Discovering Five New Exoplanets and Their Atmospheric Mysteries
The quest to uncover the atmospheres of exoplanets is one of the groundbreaking objectives of the James Webb Space Telescope (JWST). Researchers aim to determine whether these distant worlds could harbor life. However, this endeavor comes with significant challenges: scientists must first identify where to look, and the exoplanet in question must possess an atmosphere to analyze. Currently, astronomers have located nearly 6,000 exoplanets, but many lack atmospheres. Furthermore, a considerable number of those that do exist aren’t Earth-sized. Additionally, numerous exoplanets orbit stars that are too luminous for today’s telescopes to discern their atmospheres. These limitations mean that, despite having thousands of candidates, the actual number of Earth-sized planets with detectable atmospheres is relatively low. This makes the recent publication by Jonathan Barrientos from Cal Tech and his colleagues, detailing five new exoplanets orbiting M-dwarf stars—two of which may have atmospheres—particularly exciting news for astrobiologists and exoplanet researchers.
The Transiting Exoplanet Survey Satellite (TESS) was responsible for discovering these five potential candidates. However, confirming their existence necessitates further investigations, which are presented for the first time in this new study. When TESS identifies a signal that hints at an interesting exoplanet, it issues a TESS Object of Interest (TOI) alert, informing the public about this new candidate. To validate a candidate's presence, follow-up observations are typically needed, including transit photometry or even high-resolution imaging.
Verifying the existence of these newly identified planets required a collaborative effort, utilizing data from at least nine different telescopes, such as the Keck II Observatory and the Hale Telescope. This extensive dataset confirmed the presence of five planets across four distinct systems, with one system containing two planets that are gravitationally resonant with each other. Among these, four are classified as “Super-Earths,” possessing sizes ranging from 1.28 to 1.56 times that of Earth, while the fifth planet, identified as TOI-5716b, has a size comparable to our own planet.
Fraser engages in a discussion about exoplanet atmospheres with Dr. Joanna Barstow.
A key distinction between our planet and these extraterrestrial bodies lies in their orbital periods, which span from a mere 0.6 days to 11.5 days. Such rapid orbits are quite common among current exoplanet candidates, largely due to the limited telescope time available for observation. More critically, all these newfound planets orbit M-dwarf stars, which play a significant role in their atmospheric potential.
Why are M-dwarfs so important? First, these stars are relatively dim, allowing telescopes like the JWST to more effectively block out their brightness while searching for signs of an atmosphere. However, they also have a reputation for being unstable, frequently emitting massive X-ray and ultraviolet flares that can strip away a planet's atmosphere if it’s situated too close to the star.
To account for the potential atmospheric loss caused by these stellar phenomena, scientists use a concept known as the "cosmic shoreline." This theoretical framework maps the relationship between a planet's insolation (the amount of sunlight and radiation it receives) and its gravity. Planets with higher insolation are more susceptible to losing their atmospheres, whereas greater mass aids in retaining atmospheric layers. The resulting plot illustrates a clear linear relationship, designated as the cosmic shoreline.
In the research paper, the five newly discovered planets are categorized into three distinct groups. Three of these planets lie significantly "above" the cosmic shoreline, suggesting that their star’s energy likely eroded any atmospheres they might have possessed. The fourth planet, TOI-5736b, distinguished by its short orbital period, belongs to a unique category. Despite receiving substantial radiation, its considerable size and mass imply that it could theoretically maintain a volatile-rich atmosphere simply due to its dimensions.

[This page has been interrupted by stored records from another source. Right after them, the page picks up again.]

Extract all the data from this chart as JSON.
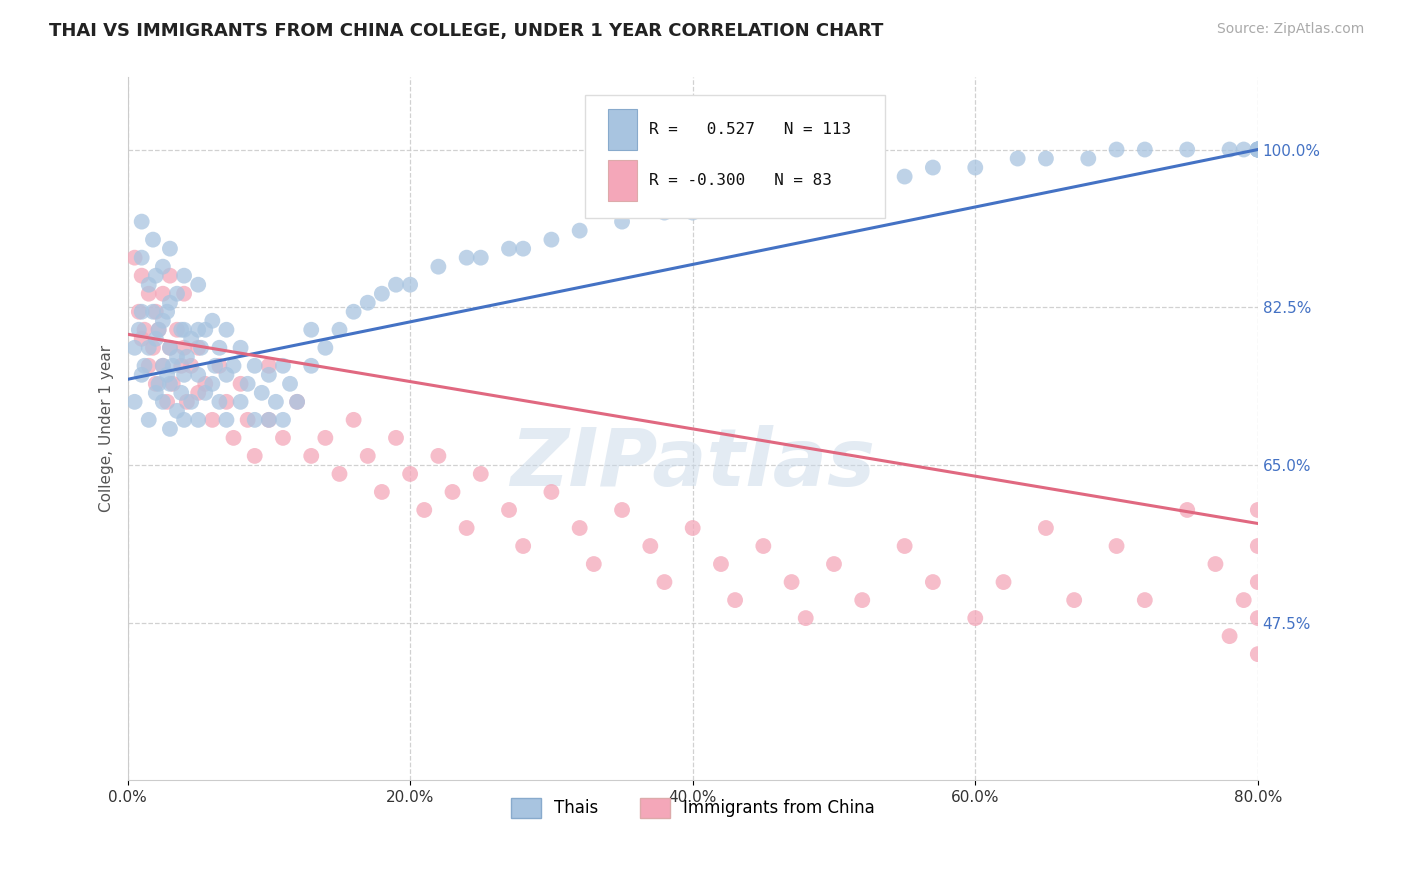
{
  "title": "THAI VS IMMIGRANTS FROM CHINA COLLEGE, UNDER 1 YEAR CORRELATION CHART",
  "source_text": "Source: ZipAtlas.com",
  "ylabel": "College, Under 1 year",
  "x_min": 0.0,
  "x_max": 0.8,
  "y_min": 0.3,
  "y_max": 1.08,
  "x_tick_labels": [
    "0.0%",
    "20.0%",
    "40.0%",
    "60.0%",
    "80.0%"
  ],
  "x_tick_vals": [
    0.0,
    0.2,
    0.4,
    0.6,
    0.8
  ],
  "y_tick_labels": [
    "47.5%",
    "65.0%",
    "82.5%",
    "100.0%"
  ],
  "y_tick_vals": [
    0.475,
    0.65,
    0.825,
    1.0
  ],
  "r_thai": 0.527,
  "n_thai": 113,
  "r_china": -0.3,
  "n_china": 83,
  "thai_color": "#a8c4e0",
  "china_color": "#f4a7b9",
  "thai_line_color": "#4472c4",
  "china_line_color": "#e06880",
  "legend_label_thai": "Thais",
  "legend_label_china": "Immigrants from China",
  "watermark": "ZIPatlas",
  "background_color": "#ffffff",
  "grid_color": "#cccccc",
  "thai_line_x0": 0.0,
  "thai_line_y0": 0.745,
  "thai_line_x1": 0.8,
  "thai_line_y1": 1.0,
  "china_line_x0": 0.0,
  "china_line_y0": 0.795,
  "china_line_x1": 0.8,
  "china_line_y1": 0.585,
  "thai_scatter_x": [
    0.005,
    0.005,
    0.008,
    0.01,
    0.01,
    0.01,
    0.01,
    0.012,
    0.015,
    0.015,
    0.015,
    0.018,
    0.018,
    0.02,
    0.02,
    0.02,
    0.022,
    0.022,
    0.025,
    0.025,
    0.025,
    0.025,
    0.028,
    0.028,
    0.03,
    0.03,
    0.03,
    0.03,
    0.03,
    0.032,
    0.035,
    0.035,
    0.035,
    0.038,
    0.038,
    0.04,
    0.04,
    0.04,
    0.04,
    0.042,
    0.045,
    0.045,
    0.05,
    0.05,
    0.05,
    0.05,
    0.052,
    0.055,
    0.055,
    0.06,
    0.06,
    0.062,
    0.065,
    0.065,
    0.07,
    0.07,
    0.07,
    0.075,
    0.08,
    0.08,
    0.085,
    0.09,
    0.09,
    0.095,
    0.1,
    0.1,
    0.105,
    0.11,
    0.11,
    0.115,
    0.12,
    0.13,
    0.13,
    0.14,
    0.15,
    0.16,
    0.17,
    0.18,
    0.19,
    0.2,
    0.22,
    0.24,
    0.25,
    0.27,
    0.28,
    0.3,
    0.32,
    0.35,
    0.38,
    0.4,
    0.42,
    0.45,
    0.48,
    0.5,
    0.52,
    0.55,
    0.57,
    0.6,
    0.63,
    0.65,
    0.68,
    0.7,
    0.72,
    0.75,
    0.78,
    0.79,
    0.8,
    0.8,
    0.8,
    0.8,
    0.8,
    0.8,
    0.8
  ],
  "thai_scatter_y": [
    0.72,
    0.78,
    0.8,
    0.75,
    0.82,
    0.88,
    0.92,
    0.76,
    0.7,
    0.78,
    0.85,
    0.82,
    0.9,
    0.73,
    0.79,
    0.86,
    0.74,
    0.8,
    0.72,
    0.76,
    0.81,
    0.87,
    0.75,
    0.82,
    0.69,
    0.74,
    0.78,
    0.83,
    0.89,
    0.76,
    0.71,
    0.77,
    0.84,
    0.73,
    0.8,
    0.7,
    0.75,
    0.8,
    0.86,
    0.77,
    0.72,
    0.79,
    0.7,
    0.75,
    0.8,
    0.85,
    0.78,
    0.73,
    0.8,
    0.74,
    0.81,
    0.76,
    0.72,
    0.78,
    0.7,
    0.75,
    0.8,
    0.76,
    0.72,
    0.78,
    0.74,
    0.7,
    0.76,
    0.73,
    0.7,
    0.75,
    0.72,
    0.7,
    0.76,
    0.74,
    0.72,
    0.76,
    0.8,
    0.78,
    0.8,
    0.82,
    0.83,
    0.84,
    0.85,
    0.85,
    0.87,
    0.88,
    0.88,
    0.89,
    0.89,
    0.9,
    0.91,
    0.92,
    0.93,
    0.93,
    0.94,
    0.95,
    0.96,
    0.96,
    0.97,
    0.97,
    0.98,
    0.98,
    0.99,
    0.99,
    0.99,
    1.0,
    1.0,
    1.0,
    1.0,
    1.0,
    1.0,
    1.0,
    1.0,
    1.0,
    1.0,
    1.0,
    1.0
  ],
  "china_scatter_x": [
    0.005,
    0.008,
    0.01,
    0.01,
    0.012,
    0.015,
    0.015,
    0.018,
    0.02,
    0.02,
    0.022,
    0.025,
    0.025,
    0.028,
    0.03,
    0.03,
    0.032,
    0.035,
    0.038,
    0.04,
    0.04,
    0.042,
    0.045,
    0.05,
    0.05,
    0.055,
    0.06,
    0.065,
    0.07,
    0.075,
    0.08,
    0.085,
    0.09,
    0.1,
    0.1,
    0.11,
    0.12,
    0.13,
    0.14,
    0.15,
    0.16,
    0.17,
    0.18,
    0.19,
    0.2,
    0.21,
    0.22,
    0.23,
    0.24,
    0.25,
    0.27,
    0.28,
    0.3,
    0.32,
    0.33,
    0.35,
    0.37,
    0.38,
    0.4,
    0.42,
    0.43,
    0.45,
    0.47,
    0.48,
    0.5,
    0.52,
    0.55,
    0.57,
    0.6,
    0.62,
    0.65,
    0.67,
    0.7,
    0.72,
    0.75,
    0.77,
    0.78,
    0.79,
    0.8,
    0.8,
    0.8,
    0.8,
    0.8
  ],
  "china_scatter_y": [
    0.88,
    0.82,
    0.79,
    0.86,
    0.8,
    0.76,
    0.84,
    0.78,
    0.82,
    0.74,
    0.8,
    0.76,
    0.84,
    0.72,
    0.78,
    0.86,
    0.74,
    0.8,
    0.76,
    0.78,
    0.84,
    0.72,
    0.76,
    0.73,
    0.78,
    0.74,
    0.7,
    0.76,
    0.72,
    0.68,
    0.74,
    0.7,
    0.66,
    0.7,
    0.76,
    0.68,
    0.72,
    0.66,
    0.68,
    0.64,
    0.7,
    0.66,
    0.62,
    0.68,
    0.64,
    0.6,
    0.66,
    0.62,
    0.58,
    0.64,
    0.6,
    0.56,
    0.62,
    0.58,
    0.54,
    0.6,
    0.56,
    0.52,
    0.58,
    0.54,
    0.5,
    0.56,
    0.52,
    0.48,
    0.54,
    0.5,
    0.56,
    0.52,
    0.48,
    0.52,
    0.58,
    0.5,
    0.56,
    0.5,
    0.6,
    0.54,
    0.46,
    0.5,
    0.44,
    0.48,
    0.52,
    0.56,
    0.6
  ]
}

This leaves us with one notable exception—exoplanet TOI-5728b. Remarkably, this planet appears capable of retaining its atmosphere, even while orbiting an active M-dwarf star. The combination of its atmospheric retention and the dimness of its host star positions this planet as a prime candidate for future observations using the James Webb Space Telescope (JWST) to directly detect its atmosphere.

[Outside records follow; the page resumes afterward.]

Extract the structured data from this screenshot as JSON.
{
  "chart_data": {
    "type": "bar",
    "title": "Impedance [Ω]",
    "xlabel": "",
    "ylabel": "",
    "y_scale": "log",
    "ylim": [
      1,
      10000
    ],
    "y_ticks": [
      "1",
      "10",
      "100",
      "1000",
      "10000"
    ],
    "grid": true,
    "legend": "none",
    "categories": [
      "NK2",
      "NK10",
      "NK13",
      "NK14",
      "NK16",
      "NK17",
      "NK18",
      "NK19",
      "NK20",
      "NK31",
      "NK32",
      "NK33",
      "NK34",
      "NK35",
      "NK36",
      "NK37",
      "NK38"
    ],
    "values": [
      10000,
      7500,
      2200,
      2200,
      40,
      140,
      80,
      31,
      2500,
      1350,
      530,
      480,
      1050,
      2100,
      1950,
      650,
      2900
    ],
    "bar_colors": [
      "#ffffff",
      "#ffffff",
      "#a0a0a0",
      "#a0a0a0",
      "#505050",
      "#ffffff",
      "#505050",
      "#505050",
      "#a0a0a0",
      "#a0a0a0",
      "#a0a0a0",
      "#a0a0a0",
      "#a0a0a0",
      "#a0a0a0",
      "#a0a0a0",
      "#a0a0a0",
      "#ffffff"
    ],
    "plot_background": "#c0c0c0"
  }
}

Realistically, given its lengthy 11.5-day orbital period, the chances of finding complex life on this newly confirmed planet are minimal. However, some extremophiles—organisms thriving under extreme conditions—might still manage to survive if they have adequate protection. The only way we’ll know for sure is through observation, and the process from discovering TOIs to confirming and characterizing them, eventually leading to study by world-class observatories, exemplifies the scientific method in action.
It may take some time before the JWST, which is currently occupied with various projects, can focus on this particular planet. However, we anticipate that eventually, data regarding its atmosphere will emerge, generating excitement among planetary scientists and astrobiologists alike. For now, patience will be essential as the wheels of scientific progress continue to turn.